Chinese officials have apparently assembled its domestic tech leaders to gauge the needs they have for Nvidia’s (NVDA) H200 processors and to consider setting limits on how many can be ordered, according to The Information.
The meetings were held with executives from Alibaba Group (BABA), ByteDance (BDNCE) and Tencent Holdings (TCEHY), the report said, citing people familiar with the matter. The meetings were organized by the National Development and Reform Commission and the Ministry of Industry and Information Technology. Officials are now expected to inform these companies of the government’s decision.
The meetings followed U.S. President Donald Trump’s announcement on Monday that the U.S. will allow Nvidia to ship its H200 chips to approved customers in China. The U.S. had previously allowed Nvidia to ship its less powerful H20 chips to China, but these chips are better equipped for inference and not as capable of handling the training of advanced large language models.
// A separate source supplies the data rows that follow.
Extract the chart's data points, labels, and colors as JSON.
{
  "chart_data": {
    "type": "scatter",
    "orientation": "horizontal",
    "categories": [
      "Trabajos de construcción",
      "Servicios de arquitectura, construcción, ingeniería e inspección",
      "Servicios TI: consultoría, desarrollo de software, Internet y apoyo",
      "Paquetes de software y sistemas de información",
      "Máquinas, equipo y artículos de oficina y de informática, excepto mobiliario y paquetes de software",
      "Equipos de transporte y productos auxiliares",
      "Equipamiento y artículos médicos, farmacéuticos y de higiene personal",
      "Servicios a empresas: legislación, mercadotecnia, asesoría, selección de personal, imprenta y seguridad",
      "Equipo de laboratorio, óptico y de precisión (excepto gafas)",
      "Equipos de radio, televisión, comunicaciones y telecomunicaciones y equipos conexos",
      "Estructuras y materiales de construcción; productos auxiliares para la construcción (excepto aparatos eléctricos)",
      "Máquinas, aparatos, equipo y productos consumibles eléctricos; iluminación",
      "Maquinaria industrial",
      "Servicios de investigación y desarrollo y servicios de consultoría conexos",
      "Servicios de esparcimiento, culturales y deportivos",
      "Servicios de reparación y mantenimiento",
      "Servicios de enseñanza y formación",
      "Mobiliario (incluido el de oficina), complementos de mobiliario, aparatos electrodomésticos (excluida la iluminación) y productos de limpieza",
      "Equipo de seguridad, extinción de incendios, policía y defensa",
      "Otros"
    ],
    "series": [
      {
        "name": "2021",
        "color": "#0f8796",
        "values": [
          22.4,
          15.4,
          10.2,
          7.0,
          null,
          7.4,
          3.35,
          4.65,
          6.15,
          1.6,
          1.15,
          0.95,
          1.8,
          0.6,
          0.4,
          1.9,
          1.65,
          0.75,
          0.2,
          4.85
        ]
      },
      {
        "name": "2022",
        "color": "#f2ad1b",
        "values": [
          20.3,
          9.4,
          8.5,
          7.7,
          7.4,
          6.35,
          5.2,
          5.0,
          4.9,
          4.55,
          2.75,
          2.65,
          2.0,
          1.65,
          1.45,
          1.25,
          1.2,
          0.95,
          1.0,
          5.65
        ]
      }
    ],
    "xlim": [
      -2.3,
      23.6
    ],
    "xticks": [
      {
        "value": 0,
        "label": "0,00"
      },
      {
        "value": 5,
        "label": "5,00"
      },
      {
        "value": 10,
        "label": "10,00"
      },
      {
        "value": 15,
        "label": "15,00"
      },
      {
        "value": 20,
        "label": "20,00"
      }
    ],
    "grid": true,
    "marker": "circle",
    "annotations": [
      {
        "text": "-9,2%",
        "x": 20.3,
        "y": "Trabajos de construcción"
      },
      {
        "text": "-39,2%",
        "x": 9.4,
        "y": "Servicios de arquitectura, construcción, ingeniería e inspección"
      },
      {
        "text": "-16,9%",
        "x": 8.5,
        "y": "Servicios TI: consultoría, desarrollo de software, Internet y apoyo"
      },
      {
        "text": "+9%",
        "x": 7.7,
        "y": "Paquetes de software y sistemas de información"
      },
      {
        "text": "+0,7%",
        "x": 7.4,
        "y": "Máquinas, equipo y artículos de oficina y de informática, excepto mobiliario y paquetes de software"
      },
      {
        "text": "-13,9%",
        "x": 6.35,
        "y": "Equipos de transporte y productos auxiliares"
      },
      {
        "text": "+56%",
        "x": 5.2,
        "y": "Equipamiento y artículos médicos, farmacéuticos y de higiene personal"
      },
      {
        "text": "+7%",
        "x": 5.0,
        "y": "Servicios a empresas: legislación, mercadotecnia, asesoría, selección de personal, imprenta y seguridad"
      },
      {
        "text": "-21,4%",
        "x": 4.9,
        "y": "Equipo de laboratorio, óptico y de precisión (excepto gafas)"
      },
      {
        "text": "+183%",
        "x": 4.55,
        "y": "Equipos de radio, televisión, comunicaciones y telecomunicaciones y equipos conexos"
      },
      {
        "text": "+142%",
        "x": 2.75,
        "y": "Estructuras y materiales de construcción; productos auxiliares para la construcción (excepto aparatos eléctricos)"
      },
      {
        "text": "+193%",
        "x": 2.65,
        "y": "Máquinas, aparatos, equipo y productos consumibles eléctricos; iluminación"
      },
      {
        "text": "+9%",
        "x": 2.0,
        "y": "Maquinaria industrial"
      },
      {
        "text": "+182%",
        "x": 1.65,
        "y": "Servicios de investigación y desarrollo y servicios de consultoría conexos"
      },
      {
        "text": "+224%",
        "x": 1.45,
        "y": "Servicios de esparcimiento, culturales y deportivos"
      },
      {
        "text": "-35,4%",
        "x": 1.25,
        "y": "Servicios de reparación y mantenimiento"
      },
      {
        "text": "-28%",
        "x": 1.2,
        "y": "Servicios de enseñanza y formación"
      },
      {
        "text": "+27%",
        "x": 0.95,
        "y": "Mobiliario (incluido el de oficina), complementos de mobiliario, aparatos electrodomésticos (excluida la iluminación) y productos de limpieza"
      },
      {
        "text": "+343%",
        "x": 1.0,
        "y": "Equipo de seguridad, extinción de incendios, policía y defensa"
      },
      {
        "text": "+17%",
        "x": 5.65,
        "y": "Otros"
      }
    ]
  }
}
The Chinese government had used the H200 ban to push local chipmakers to develop domestic processors to compete with Nvidia. Now China must determine if it should allow domestic companies to use Nvidia’s H200 chips while continuing to foster homegrown semiconductor development.
Alibaba and ByteDance have already approached Nvidia about buying its H200 chips since the Monday announcement.
However, a separate report by The Information finds that DeepSeek (DEEPSEEK) has already been using banned Nvidia chips to develop AI models.
The ban on exporting advanced chips to China has affected Nvidia’s revenue. For example, in its most recent earnings, Nvidia reported revenue from China and Hong Kong for the quarter ended October 26 totaled $2.9B. This was down significantly from the $8.14B reported during the same quarter one year prior. Despite the export ban on certain chips, Nvidia still increased its total revenue by 62% year over year during the third quarter.